Regular check-ins and meetings: No one wants a meeting that could have been an email, but when you’ve got a remote or distributed team, it’s so important to have that actual face-to-face or voice-to-voice time. These types of interactions can help build trust and rapport, but also allow managers to get a sense of what’s going on with their team, and provide them with the support that they might need. Like communication, make sure that you’re offering your team opportunities for more formal meetings and check-ins, as well as ones that feel more informal. While you might not be able to replace what happens in the lunch room or at the water cooler, you can provide space for your team to be more freely social with each other. That’s also a valuable part of an employee’s work experience.

Set clear goals and expectations (and recognize employees when they meet them!): With a team that’s not all under one physical roof, setting extremely clear expectations and goals—from an overall standpoint as well as project-based—can help your team be more successful. And when they are? Be sure that you’re recognizing these achievements in a public way. This can really support focus and motivation. 

Support connection and collaboration: While it’s absolutely possible to build connections and encourage collaboration with your remote first team and there are companies that can even support your efforts to do so, you might find it difficult to completely replace the need for in-person time.
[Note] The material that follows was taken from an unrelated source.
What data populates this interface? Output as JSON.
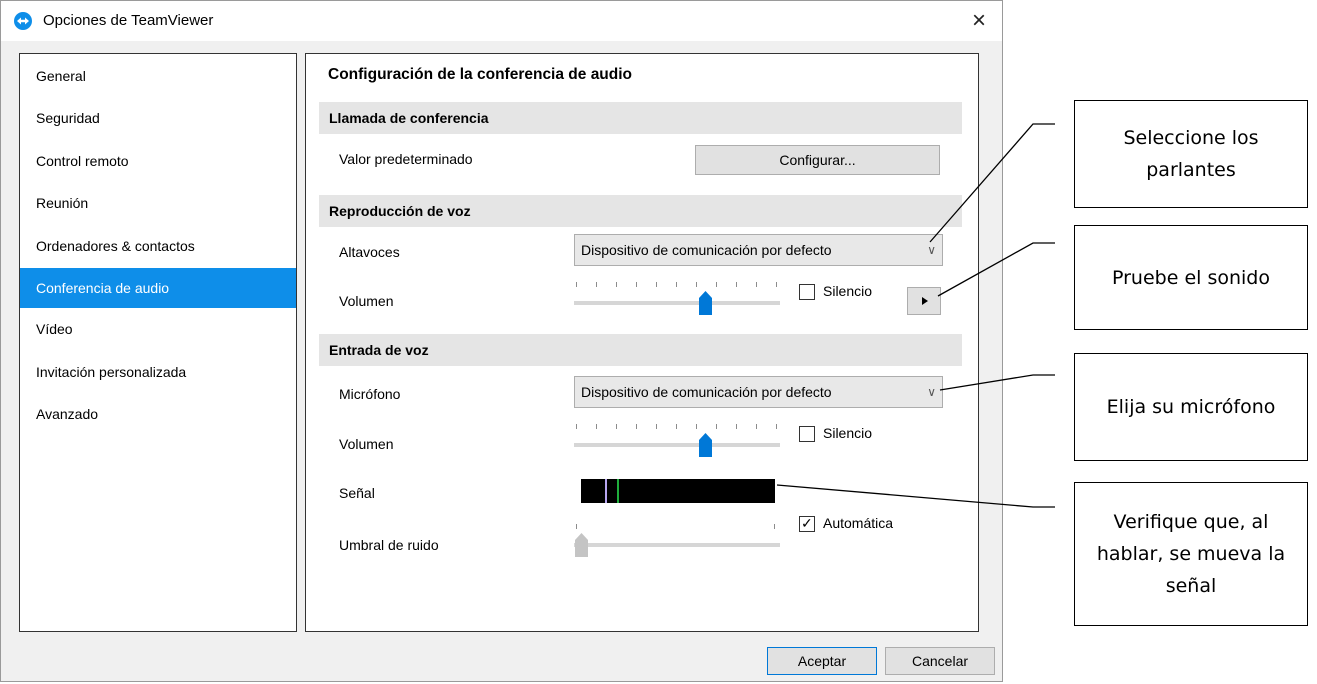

Many companies are hosting all-hands work weeks on a yearly (or bi-yearly basis) or offering teams the opportunity to work together (for those employees who are near each other) at an on-demand coworking space. These opportunities for teams to come together and see each other in person, even on a limited basis, can have a powerful effect. 
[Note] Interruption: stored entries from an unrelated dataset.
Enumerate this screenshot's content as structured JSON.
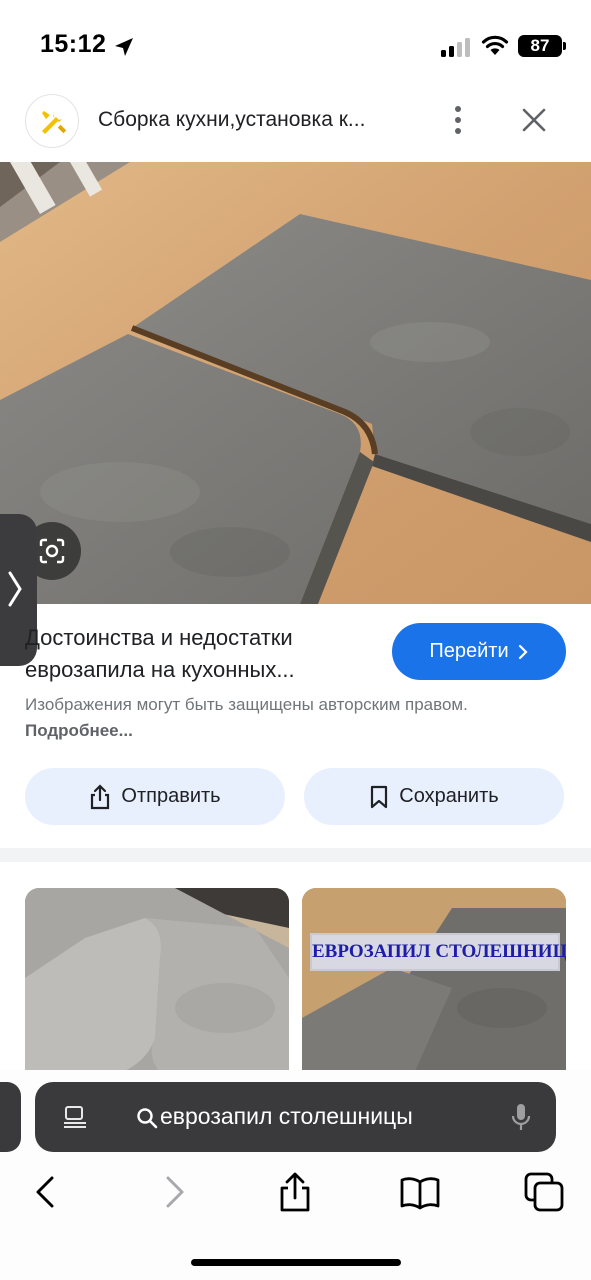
{
  "status_bar": {
    "time": "15:12",
    "battery": "87",
    "icons": [
      "location-arrow-icon",
      "cellular-signal-icon",
      "wifi-icon",
      "battery-icon"
    ]
  },
  "header": {
    "title": "Сборка кухни,установка к...",
    "logo_icon": "tools-logo-icon",
    "more_icon": "more-vert-icon",
    "close_icon": "close-icon"
  },
  "result": {
    "title_line1": "Достоинства и недостатки",
    "title_line2": "еврозапила на кухонных...",
    "go_button": "Перейти",
    "copyright_text": "Изображения могут быть защищены авторским правом.",
    "more_link": "Подробнее...",
    "share_button": "Отправить",
    "save_button": "Сохранить"
  },
  "related": {
    "right_caption": "ЕВРОЗАПИЛ СТОЛЕШНИЦ"
  },
  "browser": {
    "address_text": "еврозапил столешницы",
    "toolbar_icons": [
      "back-icon",
      "forward-icon",
      "share-icon",
      "bookmarks-icon",
      "tabs-icon"
    ]
  },
  "colors": {
    "accent": "#1a73e8",
    "action_button_bg": "#e8f0fe",
    "address_bar_bg": "#3a3a3c",
    "countertop_gray": "#7d7c78",
    "table_wood": "#d6a774"
  }
}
Promote a positive remote work culture: A company’s work culture is at the core of its team, so the question is: how do you translate those values in a way that can be effective for a team who’s not altogether in one place. Whether it’s emphasizing the importance of work-life balance (no emails after hours) or encouraging healthy life habits (offering a gym or exercise membership benefit) to supporting efforts for employee self-care (opportunities for personal and professional development), you can create a positive work culture wherever your team is located. 

Each team and individual on your team is unique, so managers need to take time to understand what types of opportunities will best support their own team’s needs. With creativity, attention, and dedication, you can be successful at encouraging employee engagement with your remote team.